As part of the 2013-14 contract imposition, the Government in England planned far-reaching changes to practice funding. From 1st April 2014, the wide variation in core funding per patient between practices will begin to reduce. This may have a profound effect on your practice income.
Practices with above average levels of funding generally receive either large correction factor payments (as a result of the Minimum Practice Income Guarantee (MPIG) negotiated at the time of the new general medical services (GMS) contract) or above average personal medical services (PMS) funding.
From 1st April 2014, practices in receipt of correction factor payments will lose one seventh of their 2014 correction factor funding each year for 7 years. The aim is for all GMS practices to receive the same weighted price per patient by 2020-2021. This process has been set out in the 2014-2015 Statement of Financial Entitlements.
The correction factor funding will be recycled into global sum payments. Practices with a small or no correction factor should see an increase in their overall gross income, whilst those with large correction factor payments will lose funding.

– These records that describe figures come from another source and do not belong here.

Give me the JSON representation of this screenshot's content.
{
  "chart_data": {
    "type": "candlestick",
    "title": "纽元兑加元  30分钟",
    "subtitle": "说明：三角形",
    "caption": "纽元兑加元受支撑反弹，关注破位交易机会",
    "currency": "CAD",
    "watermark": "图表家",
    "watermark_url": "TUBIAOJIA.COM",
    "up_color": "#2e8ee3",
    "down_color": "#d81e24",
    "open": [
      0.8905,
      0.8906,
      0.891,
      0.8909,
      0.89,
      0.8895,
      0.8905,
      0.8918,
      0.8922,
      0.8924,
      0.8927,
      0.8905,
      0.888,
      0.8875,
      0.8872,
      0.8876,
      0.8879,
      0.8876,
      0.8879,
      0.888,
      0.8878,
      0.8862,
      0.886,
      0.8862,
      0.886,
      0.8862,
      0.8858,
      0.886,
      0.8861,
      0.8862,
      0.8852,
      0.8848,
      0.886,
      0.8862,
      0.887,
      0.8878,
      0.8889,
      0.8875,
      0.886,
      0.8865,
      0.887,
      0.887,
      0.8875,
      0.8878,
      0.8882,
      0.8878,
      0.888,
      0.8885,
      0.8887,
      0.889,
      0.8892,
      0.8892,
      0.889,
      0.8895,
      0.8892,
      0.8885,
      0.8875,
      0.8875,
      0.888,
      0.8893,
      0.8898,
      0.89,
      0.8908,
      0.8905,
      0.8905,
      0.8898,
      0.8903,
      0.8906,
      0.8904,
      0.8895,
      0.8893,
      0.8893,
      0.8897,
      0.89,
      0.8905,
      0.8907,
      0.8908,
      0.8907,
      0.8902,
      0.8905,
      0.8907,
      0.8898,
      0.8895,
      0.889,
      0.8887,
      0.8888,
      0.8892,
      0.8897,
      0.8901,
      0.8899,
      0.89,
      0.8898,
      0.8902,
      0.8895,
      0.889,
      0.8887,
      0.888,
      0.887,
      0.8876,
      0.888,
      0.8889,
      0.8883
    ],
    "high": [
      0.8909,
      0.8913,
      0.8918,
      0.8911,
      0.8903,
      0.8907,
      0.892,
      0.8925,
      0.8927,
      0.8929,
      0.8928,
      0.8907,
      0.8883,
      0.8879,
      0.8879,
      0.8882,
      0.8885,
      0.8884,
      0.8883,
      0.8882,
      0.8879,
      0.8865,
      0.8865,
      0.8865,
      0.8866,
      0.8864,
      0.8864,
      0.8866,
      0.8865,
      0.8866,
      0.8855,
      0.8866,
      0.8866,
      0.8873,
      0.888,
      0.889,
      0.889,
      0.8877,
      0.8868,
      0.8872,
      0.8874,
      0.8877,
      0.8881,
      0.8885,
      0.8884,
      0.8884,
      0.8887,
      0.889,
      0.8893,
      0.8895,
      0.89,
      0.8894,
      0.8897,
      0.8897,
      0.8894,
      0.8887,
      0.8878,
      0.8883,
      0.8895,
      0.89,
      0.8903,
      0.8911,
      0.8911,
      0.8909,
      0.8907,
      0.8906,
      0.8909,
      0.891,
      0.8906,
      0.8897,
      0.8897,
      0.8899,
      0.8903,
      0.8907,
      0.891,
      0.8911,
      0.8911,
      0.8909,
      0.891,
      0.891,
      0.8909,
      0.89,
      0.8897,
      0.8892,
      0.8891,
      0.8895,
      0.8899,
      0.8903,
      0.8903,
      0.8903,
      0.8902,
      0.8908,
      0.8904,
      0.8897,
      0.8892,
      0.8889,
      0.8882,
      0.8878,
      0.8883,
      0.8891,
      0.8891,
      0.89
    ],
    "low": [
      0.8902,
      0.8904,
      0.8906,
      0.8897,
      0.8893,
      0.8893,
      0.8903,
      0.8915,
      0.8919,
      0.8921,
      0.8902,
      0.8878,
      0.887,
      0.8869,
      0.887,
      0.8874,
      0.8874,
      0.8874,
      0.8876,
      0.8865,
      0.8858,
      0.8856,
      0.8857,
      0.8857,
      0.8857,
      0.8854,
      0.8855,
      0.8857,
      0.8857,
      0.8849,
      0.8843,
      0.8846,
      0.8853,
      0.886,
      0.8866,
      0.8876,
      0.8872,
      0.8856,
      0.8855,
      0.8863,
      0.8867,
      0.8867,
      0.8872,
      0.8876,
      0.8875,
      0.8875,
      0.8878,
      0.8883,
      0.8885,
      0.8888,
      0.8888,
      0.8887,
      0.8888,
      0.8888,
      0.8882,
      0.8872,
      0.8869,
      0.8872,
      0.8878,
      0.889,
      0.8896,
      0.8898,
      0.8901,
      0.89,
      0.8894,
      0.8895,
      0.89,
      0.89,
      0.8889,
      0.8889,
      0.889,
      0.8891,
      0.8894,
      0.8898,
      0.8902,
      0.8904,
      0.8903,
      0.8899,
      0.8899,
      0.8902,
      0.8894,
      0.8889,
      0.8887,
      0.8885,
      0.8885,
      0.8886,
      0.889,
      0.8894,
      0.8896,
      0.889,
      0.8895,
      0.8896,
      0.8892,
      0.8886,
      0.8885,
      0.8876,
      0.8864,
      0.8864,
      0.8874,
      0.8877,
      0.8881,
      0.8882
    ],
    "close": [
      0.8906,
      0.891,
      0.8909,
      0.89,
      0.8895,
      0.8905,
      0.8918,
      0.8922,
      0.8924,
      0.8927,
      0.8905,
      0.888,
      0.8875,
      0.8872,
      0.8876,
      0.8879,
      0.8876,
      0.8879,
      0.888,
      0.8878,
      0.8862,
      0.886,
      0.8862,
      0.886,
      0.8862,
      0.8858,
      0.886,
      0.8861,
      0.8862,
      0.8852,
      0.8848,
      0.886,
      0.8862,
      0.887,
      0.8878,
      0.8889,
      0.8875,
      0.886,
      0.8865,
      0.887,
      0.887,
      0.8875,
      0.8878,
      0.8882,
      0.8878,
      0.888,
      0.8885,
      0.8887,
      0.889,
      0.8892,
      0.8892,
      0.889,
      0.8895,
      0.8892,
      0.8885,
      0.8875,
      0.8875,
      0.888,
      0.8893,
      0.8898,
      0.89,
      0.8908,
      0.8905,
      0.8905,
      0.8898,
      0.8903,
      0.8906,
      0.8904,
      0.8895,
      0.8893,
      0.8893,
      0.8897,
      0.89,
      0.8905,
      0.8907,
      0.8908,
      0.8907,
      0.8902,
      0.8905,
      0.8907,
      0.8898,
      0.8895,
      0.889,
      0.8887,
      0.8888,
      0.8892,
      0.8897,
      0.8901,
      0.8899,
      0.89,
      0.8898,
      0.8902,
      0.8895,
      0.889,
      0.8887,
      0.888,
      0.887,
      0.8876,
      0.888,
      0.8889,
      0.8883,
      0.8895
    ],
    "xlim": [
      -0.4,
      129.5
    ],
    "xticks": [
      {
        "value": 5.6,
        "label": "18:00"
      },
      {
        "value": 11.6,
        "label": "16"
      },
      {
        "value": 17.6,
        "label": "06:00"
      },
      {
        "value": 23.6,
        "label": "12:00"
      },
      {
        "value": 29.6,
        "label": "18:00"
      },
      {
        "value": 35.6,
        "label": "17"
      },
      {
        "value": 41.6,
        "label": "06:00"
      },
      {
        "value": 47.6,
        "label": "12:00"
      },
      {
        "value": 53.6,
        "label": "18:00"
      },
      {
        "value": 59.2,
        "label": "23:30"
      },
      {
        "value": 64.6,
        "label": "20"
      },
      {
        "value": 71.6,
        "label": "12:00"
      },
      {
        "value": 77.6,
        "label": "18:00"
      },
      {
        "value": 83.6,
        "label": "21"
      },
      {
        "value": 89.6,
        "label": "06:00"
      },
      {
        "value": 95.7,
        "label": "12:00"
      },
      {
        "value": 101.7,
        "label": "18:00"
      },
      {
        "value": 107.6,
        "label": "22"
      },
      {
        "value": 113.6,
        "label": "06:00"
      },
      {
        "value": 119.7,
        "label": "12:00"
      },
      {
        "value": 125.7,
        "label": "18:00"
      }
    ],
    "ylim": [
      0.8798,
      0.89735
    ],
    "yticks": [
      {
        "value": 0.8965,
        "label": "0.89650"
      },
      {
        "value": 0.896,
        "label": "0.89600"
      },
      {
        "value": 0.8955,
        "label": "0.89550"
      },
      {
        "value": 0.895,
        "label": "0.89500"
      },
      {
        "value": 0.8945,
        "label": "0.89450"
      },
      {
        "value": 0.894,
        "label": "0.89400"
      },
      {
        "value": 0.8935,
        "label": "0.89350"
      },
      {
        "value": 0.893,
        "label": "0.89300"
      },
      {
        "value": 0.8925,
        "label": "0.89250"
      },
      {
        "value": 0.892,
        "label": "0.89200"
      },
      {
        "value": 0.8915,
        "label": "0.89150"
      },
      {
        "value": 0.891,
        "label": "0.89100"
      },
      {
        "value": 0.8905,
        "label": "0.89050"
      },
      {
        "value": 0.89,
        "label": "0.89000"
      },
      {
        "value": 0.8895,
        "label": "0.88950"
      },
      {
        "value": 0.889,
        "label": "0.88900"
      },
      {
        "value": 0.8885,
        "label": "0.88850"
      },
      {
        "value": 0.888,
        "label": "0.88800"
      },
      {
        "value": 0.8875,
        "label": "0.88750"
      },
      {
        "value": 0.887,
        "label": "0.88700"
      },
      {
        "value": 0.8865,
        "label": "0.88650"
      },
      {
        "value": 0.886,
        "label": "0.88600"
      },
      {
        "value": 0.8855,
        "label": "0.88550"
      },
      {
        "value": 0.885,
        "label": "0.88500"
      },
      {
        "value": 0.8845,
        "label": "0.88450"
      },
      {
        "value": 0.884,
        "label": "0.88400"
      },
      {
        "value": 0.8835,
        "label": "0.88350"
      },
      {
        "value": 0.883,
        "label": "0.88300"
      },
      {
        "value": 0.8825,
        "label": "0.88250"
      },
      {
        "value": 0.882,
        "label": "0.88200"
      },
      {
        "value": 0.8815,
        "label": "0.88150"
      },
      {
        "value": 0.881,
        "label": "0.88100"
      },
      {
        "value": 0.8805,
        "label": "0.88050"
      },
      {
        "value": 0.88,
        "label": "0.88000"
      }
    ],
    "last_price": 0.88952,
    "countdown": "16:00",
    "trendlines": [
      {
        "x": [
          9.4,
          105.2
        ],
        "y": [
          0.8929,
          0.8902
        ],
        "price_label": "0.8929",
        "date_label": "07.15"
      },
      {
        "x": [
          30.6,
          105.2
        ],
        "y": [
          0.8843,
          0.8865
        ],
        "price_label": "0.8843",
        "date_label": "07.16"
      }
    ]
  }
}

It is expected that the global sum will rise as a result of annual uplifts during this time as well as the result of correction factor recycling.
The GPC has produced guidance for practices and LMCs in relation to 'outlier' practices that are likely to be the worst affected.
2014-2015 Statement of Financial Entitlements (PDF from the Department of Health)
Find out how the phasing out of MPIG will affect your practice
NHS England area teams will have two years from April 2014 to review their local PMS contracts, with the pace of change on the redeployment of funding following the reviews being left to local judgement. £325m of "premium" PMS expenditure has been identified as the amount by which PMS expenditure exceeds the equivalent items of GMS expenditure.
The premium will reduce to £235m over the seven years to 2021-2022 as GMS correction factor funding is phased out and global sum funding increases. NHS England will invest the premium funding in GP services according to criteria set by NHS England, which are that the investment should:
- reflect joint AT/CCG strategic plans for primary care
- recure services or outcomes that go beyond what is expected of core general practice or improve primary care premises
- help reduce health inequalities
- give equality of opportunity to all GP practices
- support fairer distribution of funding at a locality level.
The guidance gives area teams discretion about how the funding should be invested within these criteria.
The GPC's position is that the premium expenditure should have been redistributed to core GP funding, providing greater certainty for practices and allowing them to invest for the future with greater confidence, for example by employing long-term staff and taking on new partners.
In largely leaving decisions about the process and timescales to area teams, the guidance will create further uncertainty for practices and potentially create further inequity between practices in different areas. We have made our position clear to NHS England.
We would advise LMCs to contact their area teams to discuss their plans for PMS reviews following the publication of this guidance. We have produced guidance for practices too.
NHS England has produced a presentation and guidance for area teams and regional directors:
Find out how PMS reviews will affect your practice
Read NHS England's guidance
Read NHS England's presentation
Practices with unusual circumstances
We know that there are some practices which, for legitimate reasons, receive and require greater per capita funding than global sum payments can deliver. The GPC will continue to push for these practices to be given the special consideration they need.
We will continue to work with Local Medical Committees (LMCs) to help ensure that practices in this position are brought to the attention of NHS England and clinical commissioning groups (CCGs) and handled appropriately.